Mr. Garin’s comments, which the campaign distributed to reporters on Monday morning, came as part of the Biden campaign’s regular playbook for responding to bad polls.
On Monday, Biden aides dismissed the polling industry as inherently broken, arguing about the metrics and reminding supporters of other polls that show Mr. Biden in a better position. The campaign’s aides and allies sought to emphasize how many months remain before Election Day and highlighted the structural and financial advantages the Biden campaign has built while former President Donald J. Trump is tied up in court.
Working the spin on polling is an ever-present effort for Mr. Biden and his campaign.

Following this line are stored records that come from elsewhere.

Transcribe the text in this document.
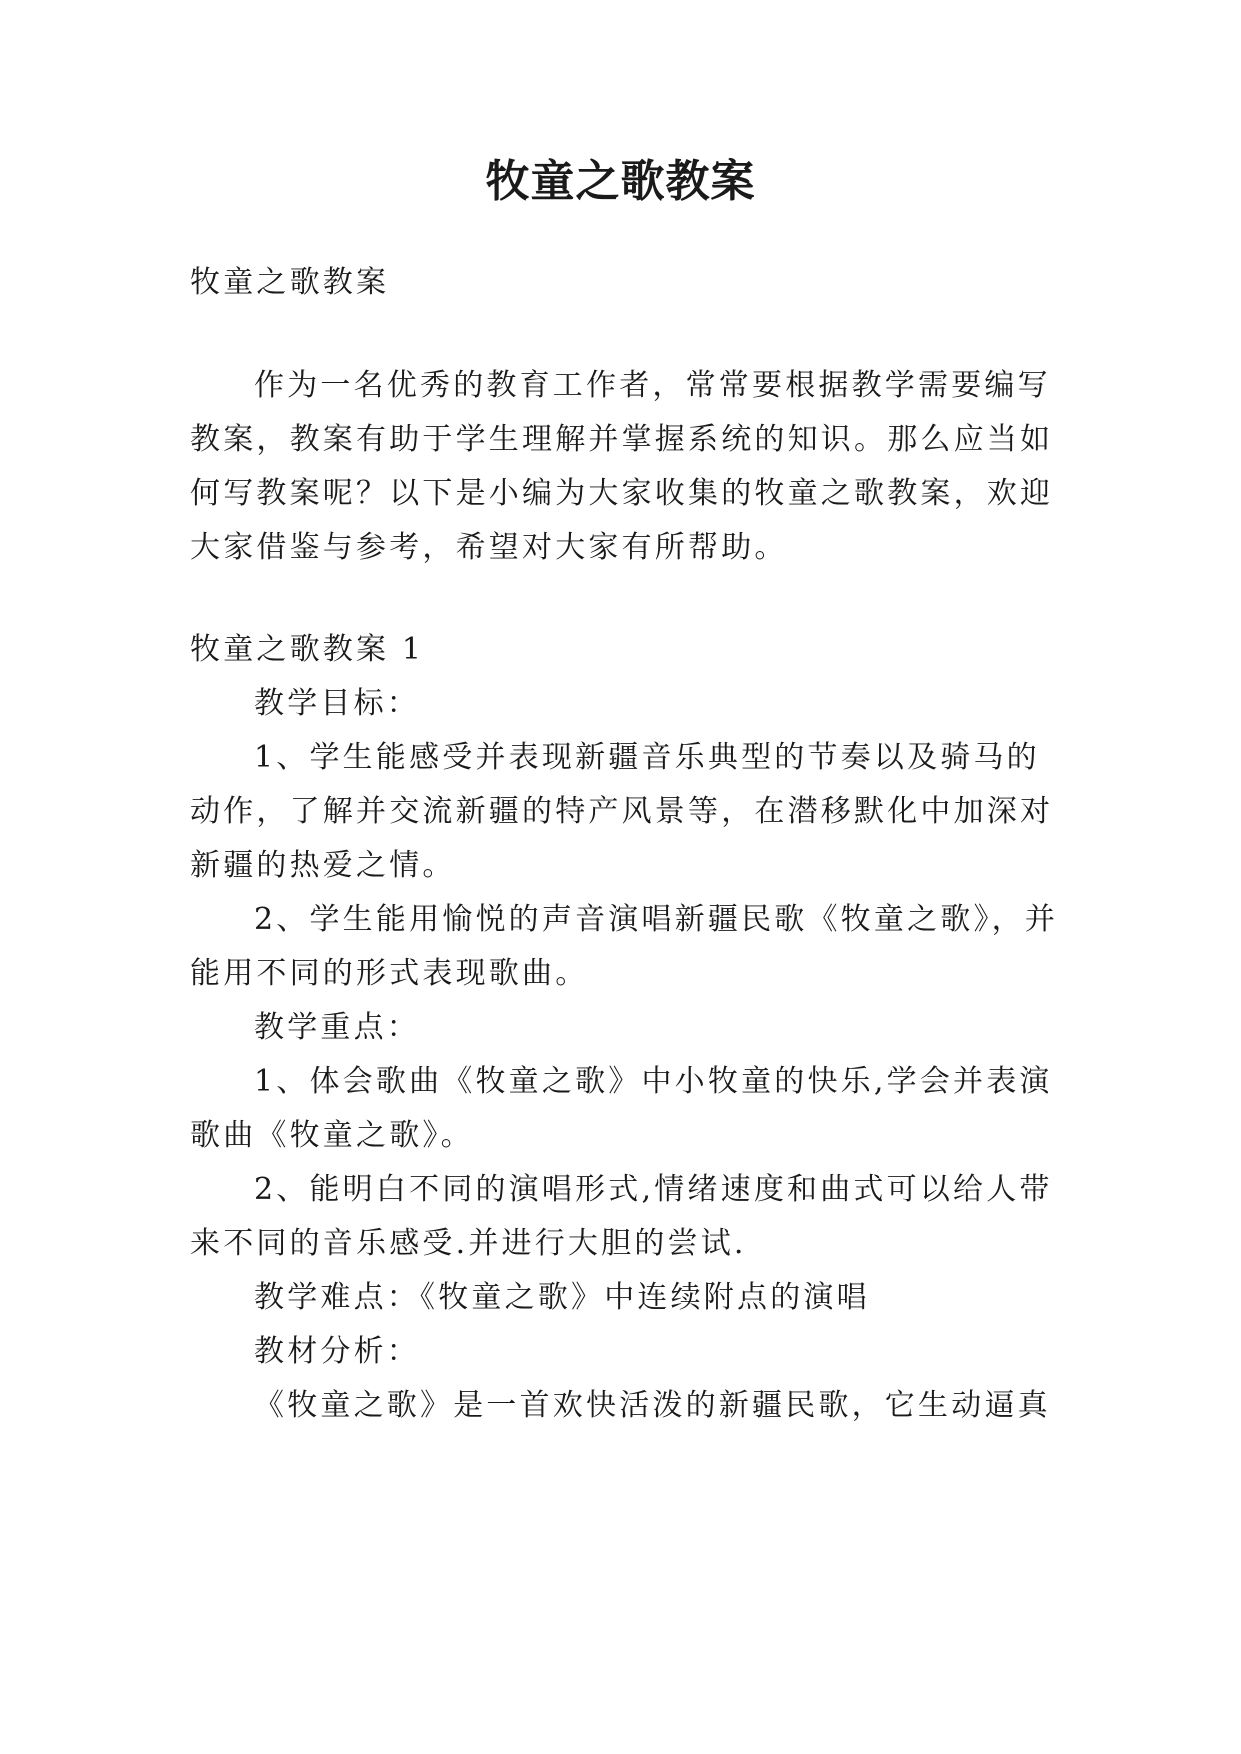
牧童之歌教案

牧童之歌教案

作为一名优秀的教育工作者，常常要根据教学需要编写

教案，教案有助于学生理解并掌握系统的知识。那么应当如

何写教案呢？以下是小编为大家收集的牧童之歌教案，欢迎

大家借鉴与参考，希望对大家有所帮助。

牧童之歌教案 1

教学目标：

1、学生能感受并表现新疆音乐典型的节奏以及骑马的

动作，了解并交流新疆的特产风景等，在潜移默化中加深对

新疆的热爱之情。

2、学生能用愉悦的声音演唱新疆民歌《牧童之歌》，并

能用不同的形式表现歌曲。

教学重点：

1、体会歌曲《牧童之歌》中小牧童的快乐,学会并表演

歌曲《牧童之歌》。

2、能明白不同的演唱形式,情绪速度和曲式可以给人带

来不同的音乐感受.并进行大胆的尝试.

教学难点：《牧童之歌》中连续附点的演唱

教材分析：

《牧童之歌》是一首欢快活泼的新疆民歌，它生动逼真
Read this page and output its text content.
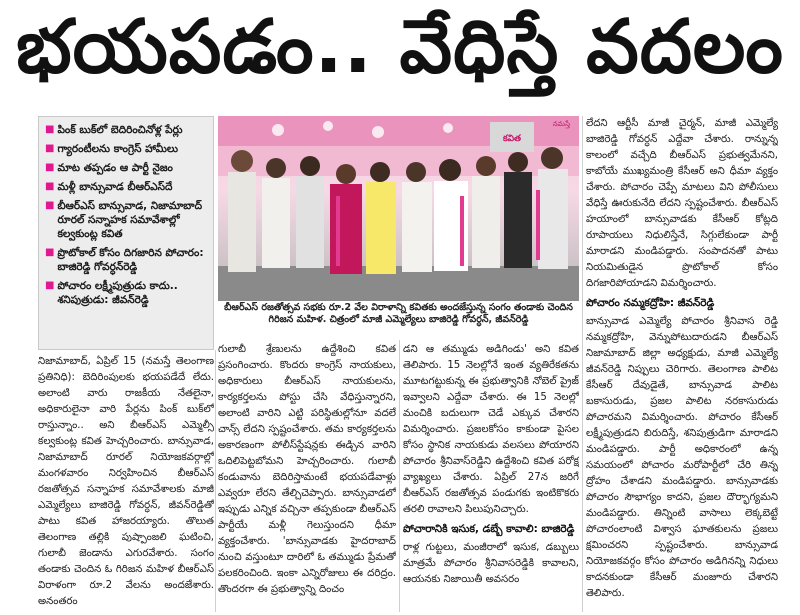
భయపడం.. వేధిస్తే వదలం
■ పింక్ బుక్‌లో బెదిరించినోళ్ల పేర్లు
■ గ్యారంటీలను కాంగ్రెస్ హామీలు
■ మాట తప్పడం ఆ పార్టీ నైజం
■ మళ్లీ బాన్సువాడ బీఆర్ఎస్‌దే
■ బీఆర్ఎస్ బాన్సువాడ, నిజామాబాద్ రూరల్ సన్నాహక సమావేశాల్లో కల్వకుంట్ల కవిత
■ ప్రొటోకాల్ కోసం దిగజారిన పోచారం: బాజిరెడ్డి గోవర్ధన్‌రెడ్డి
■ పోచారం లక్ష్మీపుత్రుడు కాదు.. శనిపుత్రుడు: జీవన్‌రెడ్డి
కవిత
నమస్తే
బీఆర్ఎస్ రజతోత్సవ సభకు రూ.2 వేల విరాళాన్ని కవితకు అందజేస్తున్న సంగం తండాకు చెందిన గిరిజన మహిళ. చిత్రంలో మాజీ ఎమ్మెల్యేలు బాజిరెడ్డి గోవర్ధన్, జీవన్‌రెడ్డి
నిజామాబాద్, ఏప్రిల్ 15 (నమస్తే తెలంగాణ ప్రతినిధి): బెదిరింపులకు భయపడేదే లేదు. అలాంటి వారు రాజకీయ నేతలైనా, అధికారులైనా వారి పేర్లను పింక్ బుక్‌లో రాస్తున్నాం.. అని బీఆర్ఎస్ ఎమ్మెల్సీ కల్వకుంట్ల కవిత హెచ్చరించారు. బాన్సువాడ, నిజామాబాద్ రూరల్ నియోజకవర్గాల్లో మంగళవారం నిర్వహించిన బీఆర్ఎస్ రజతోత్సవ సన్నాహక సమావేశాలకు మాజీ ఎమ్మెల్యేలు బాజిరెడ్డి గోవర్ధన్, జీవన్‌రెడ్డితో పాటు కవిత హాజరయ్యారు. తొలుత తెలంగాణ తల్లికి పుష్పాంజలి ఘటించి, గులాబీ జెండాను ఎగురవేశారు. సంగం తండాకు చెందిన ఓ గిరిజన మహిళ బీఆర్ఎస్ విరాళంగా రూ.2 వేలను అందజేశారు. అనంతరం
గులాబీ శ్రేణులను ఉద్దేశించి కవిత ప్రసంగించారు. కొందరు కాంగ్రెస్ నాయకులు, అధికారులు బీఆర్ఎస్ నాయకులను, కార్యకర్తలను పోస్టు చేసి వేధిస్తున్నారని, అలాంటి వారిని ఎట్టి పరిస్థితుల్లోనూ వదలే చాన్స్ లేదని స్పష్టంచేశారు. తమ కార్యకర్తలను అకారణంగా పోలీస్‌స్టేషన్లకు ఈడ్చిన వారిని ఒదిలిపెట్టబోమని హెచ్చరించారు. గులాబీ కండువాను బెదిరిస్తామంటే భయపడేవాళ్లు ఎవ్వరూ లేరని తేల్చిచెప్పారు. బాన్సువాడలో ఇప్పుడు ఎన్నిక వచ్చినా తప్పకుండా బీఆర్ఎస్ పార్టీయే మళ్లీ గెలుస్తుందని ధీమా వ్యక్తంచేశారు. 'బాన్సువాడకు హైదరాబాద్ నుంచి వస్తుంటూ దారిలో ఓ తమ్ముడు ప్రేమతో పలకరించింది. ఇంకా ఎన్నిరోజులు ఈ దరిద్రం. తొందరగా ఈ ప్రభుత్వాన్ని దించం
డని ఆ తమ్ముడు అడిగిండు' అని కవిత తెలిపారు. 15 నెలల్లోనే ఇంత వ్యతిరేకతను మూటగట్టుకున్న ఈ ప్రభుత్వానికి నోబెల్ ప్రైజ్ ఇవ్వాలని ఎద్దేవా చేశారు. ఈ 15 నెలల్లో మంచికి బదులుగా చెడే ఎక్కువ చేశారని విమర్శించారు. ప్రజలకోసం కాకుండా పైసల కోసం స్థానిక నాయకుడు వలసలు పోయారని పోచారం శ్రీనివాస్‌రెడ్డిని ఉద్దేశించి కవిత పరోక్ష వ్యాఖ్యలు చేశారు. ఏప్రిల్ 27న జరిగే బీఆర్ఎస్ రజతోత్సవ పండుగకు ఇంటికొకరు తరలి రావాలని పిలుపునిచ్చారు.
పోచారానికి ఇసుక, డబ్బే కావాలి: బాజిరెడ్డి
రాళ్ల గుట్టలు, మంజీరాలో ఇసుక, డబ్బులు మాత్రమే పోచారం శ్రీనివాసరెడ్డికి కావాలని, ఆయనకు నిజాయితీ అవసరం
లేదని ఆర్టీసీ మాజీ చైర్మన్, మాజీ ఎమ్మెల్యే బాజిరెడ్డి గోవర్ధన్ ఎద్దేవా చేశారు. రాన్నున్న కాలంలో వచ్చేది బీఆర్ఎస్ ప్రభుత్వమేనని, కాబోయే ముఖ్యమంత్రి కేసీఆర్ అని ధీమా వ్యక్తం చేశారు. పోచారం చెప్పే మాటలు విని పోలీసులు వేధిస్తే ఊరుకునేది లేదని స్పష్టంచేశారు. బీఆర్ఎస్ హయాంలో బాన్సువాడకు కేసీఆర్ కోట్లది రూపాయలు నిధులిస్తేనే, సిగ్గులేకుండా పార్టీ మారాడని మండిపడ్డారు. సంపాదనతో పాటు నియమితుడైన ప్రొటోకాల్ కోసం దిగజారిపోయాడని విమర్శించారు.
పోచారం నమ్మకద్రోహి: జీవన్‌రెడ్డి
బాన్సువాడ ఎమ్మెల్యే పోచారం శ్రీనివాస రెడ్డి నమ్మకద్రోహి, వెన్నుపోటుదారుడని బీఆర్ఎస్ నిజామాబాద్ జిల్లా అధ్యక్షుడు, మాజీ ఎమ్మెల్యే జీవన్‌రెడ్డి నిప్పులు చెరిగారు. తెలంగాణ పాలిట కేసీఆర్ దేవుడైతే, బాన్సువాడ పాలిట బకాసురుడు, ప్రజల పాలిట నరకాసురుడు పోచారమని విమర్శించారు. పోచారం కేసీఆర్ లక్ష్మీపుత్రుడని బిరుదిస్తే, శనిపుత్రుడిగా మారాడని మండిపడ్డారు. పార్టీ అధికారంలో ఉన్న సమయంలో పోచారం మరోపార్టీలో చేరి తిన్న ద్రోహం చేశాడని మండిపడ్డారు. బాన్సువాడకు పోచారం సౌభాగ్యం కాదని, ప్రజల దౌర్భాగ్యమని మండిపడ్డారు. తిన్నింటి వాసాలు లెక్కబెట్టే పోచారంలాంటి విశ్వాస ఘాతకులను ప్రజలు క్షమించరని స్పష్టంచేశారు. బాన్సువాడ నియోజకవర్గం కోసం పోచారం అడిగినన్ని నిధులు కాదనకుండా కేసీఆర్ మంజూరు చేశారని తెలిపారు.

In the weekend before the latest poll was released, Mr. Biden traveled to the West Coast. Speaking to donors in San Francisco and the Seattle area, he made the case that they should ignore the polling — especially if it looks bad for him.
“People are engaged, no matter what the polling data says,” Mr. Biden said Friday in Seattle. “It’s awful hard to judge the polls these days because they’re so difficult to take.”
The president’s comments suggest he is a close reader of other public polling that mirrors the findings from The Times and Siena College, which found a sizable gap between registered and likely voters.
“We run strongest among likely voters in the polling data,” he told supporters at a campaign fund-raiser on Saturday in Medina, Wash., an upscale suburb of Seattle. “That’s a good sign. And while the national polls basically have us registered voters up by four, likely voters we’re up by more.”
And then there’s Mr. Biden’s campaign, which has opened 150 offices with more than 500 staff members across the battleground states. Those employees, along with what is expected to be a $2 billion advertising campaign by the end of this cycle, are aiming to turn the November election into a referendum not on Mr. Biden, but on his predecessor, by reminding voters about Mr. Trump’s record on abortion and democracy.
Part of Mr. Biden’s problem, his aides and advisers have said for nearly a year, is that too many voters have forgotten the most alarming parts of the Trump years. Mr. Biden’s campaign aides — and the president himself — have gone to great lengths to try to highlight Mr. Trump’s part in limiting abortion rights and his public statements about democracy and health care.
“Trump is trying to make the country forget how dark and unsettling things were when he was president,” Mr. Biden said at the Seattle fund-raiser. “But we’re never going to forget.”